The world of Myrtana is quite large, which befits this sort of game. Piranha Bytes pegs it at about 7.5 square miles overall, which consists of a range of environments including deserts, forests, plains, snow-capped mountains, and more. "It's not quite Oblivion," admits Duncan in reference to the total area of the game world, but he also pointed out that the independent studio operates with only about twenty developers--the biggest it's ever been. At a certain point, the player will learn a teleportation spell in order to actually traverse the world in a reasonable amount of time, a necessary amenity given the game's lack of mounts. Aspyr promises that there will be no loading times anywhere in the game, with the likely exception of when the program is launched.

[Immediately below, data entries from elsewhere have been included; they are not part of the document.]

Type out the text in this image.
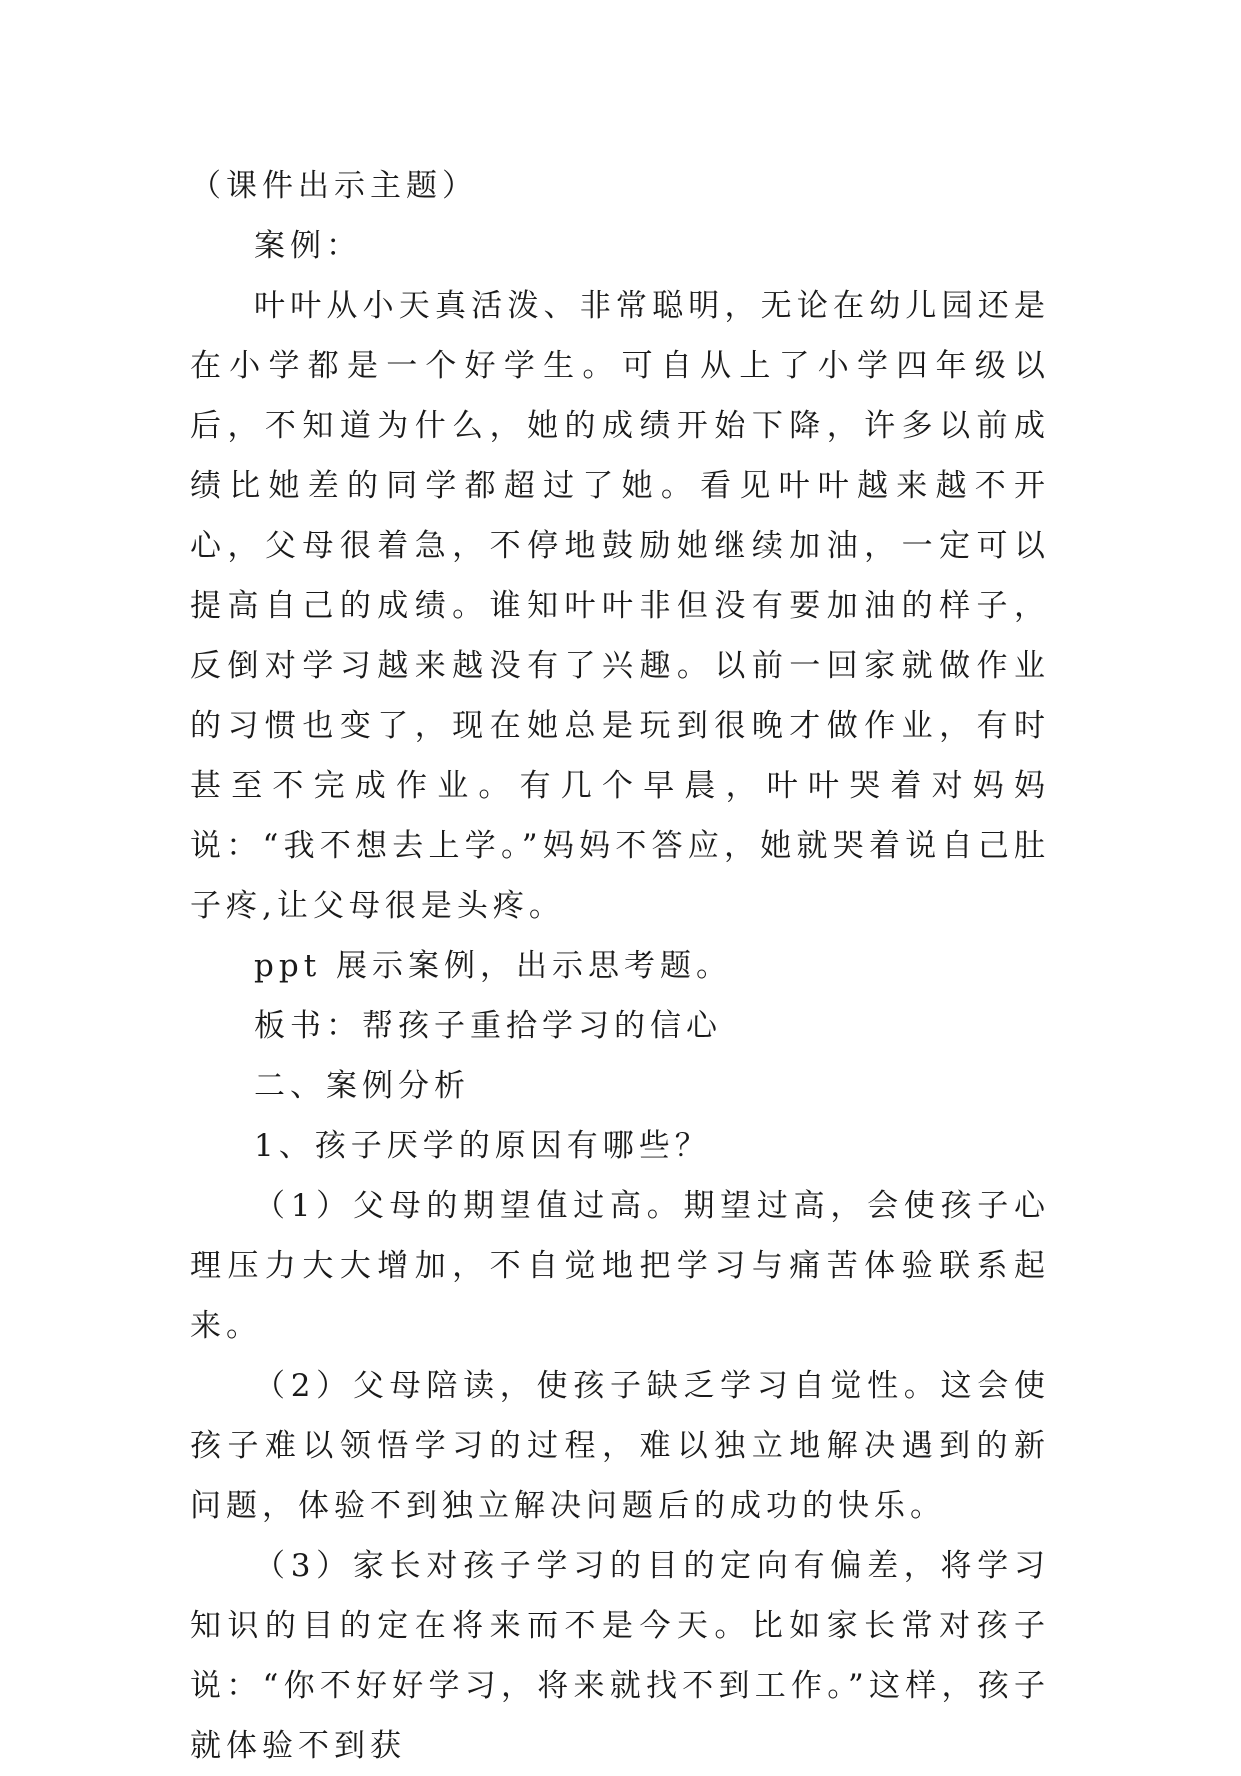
（课件出示主题）

案例：

叶叶从小天真活泼、非常聪明，无论在幼儿园还是在小学都是一个好学生。可自从上了小学四年级以后，不知道为什么，她的成绩开始下降，许多以前成绩比她差的同学都超过了她。看见叶叶越来越不开心，父母很着急，不停地鼓励她继续加油，一定可以提高自己的成绩。谁知叶叶非但没有要加油的样子，反倒对学习越来越没有了兴趣。以前一回家就做作业的习惯也变了，现在她总是玩到很晚才做作业，有时甚至不完成作业。有几个早晨，叶叶哭着对妈妈说：“我不想去上学。”妈妈不答应，她就哭着说自己肚子疼,让父母很是头疼。

ppt 展示案例，出示思考题。

板书：帮孩子重拾学习的信心

二、案例分析

1、孩子厌学的原因有哪些？

（1）父母的期望值过高。期望过高，会使孩子心理压力大大增加，不自觉地把学习与痛苦体验联系起来。

（2）父母陪读，使孩子缺乏学习自觉性。这会使孩子难以领悟学习的过程，难以独立地解决遇到的新问题，体验不到独立解决问题后的成功的快乐。

（3）家长对孩子学习的目的定向有偏差，将学习知识的目的定在将来而不是今天。比如家长常对孩子说：“你不好好学习，将来就找不到工作。”这样，孩子就体验不到获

When I saw the game, no English voice acting was present, though the team apparently just finished the recording sessions a matter of days ago. Gothic and Gothic II took some flak in the past for less than pristine localization, so this time around the localization team has gone over the script with a fine tooth comb and hired some top shelf voiceover talent. Accomplished animation and video game voice actor Crispin Freeman voices the hero, and film and TV actor Ron Canada plays an unspecified role.
The Gothic 3 build I previewed definitely needed some work in the presentation department, with fluctuating framerates, some missing NPC AI, and so on. Still, the overall world and game systems seem very much on track. If Piranha Bytes can deliver on their ambitious goals, the company is likely to please existing Gothic fans as well as attract a substantial portion of the substantially growing open-world RPG audience.
Asypr Media currently plans to ship Piranha Bytes' Gothic 3 for PC in late fall 2006.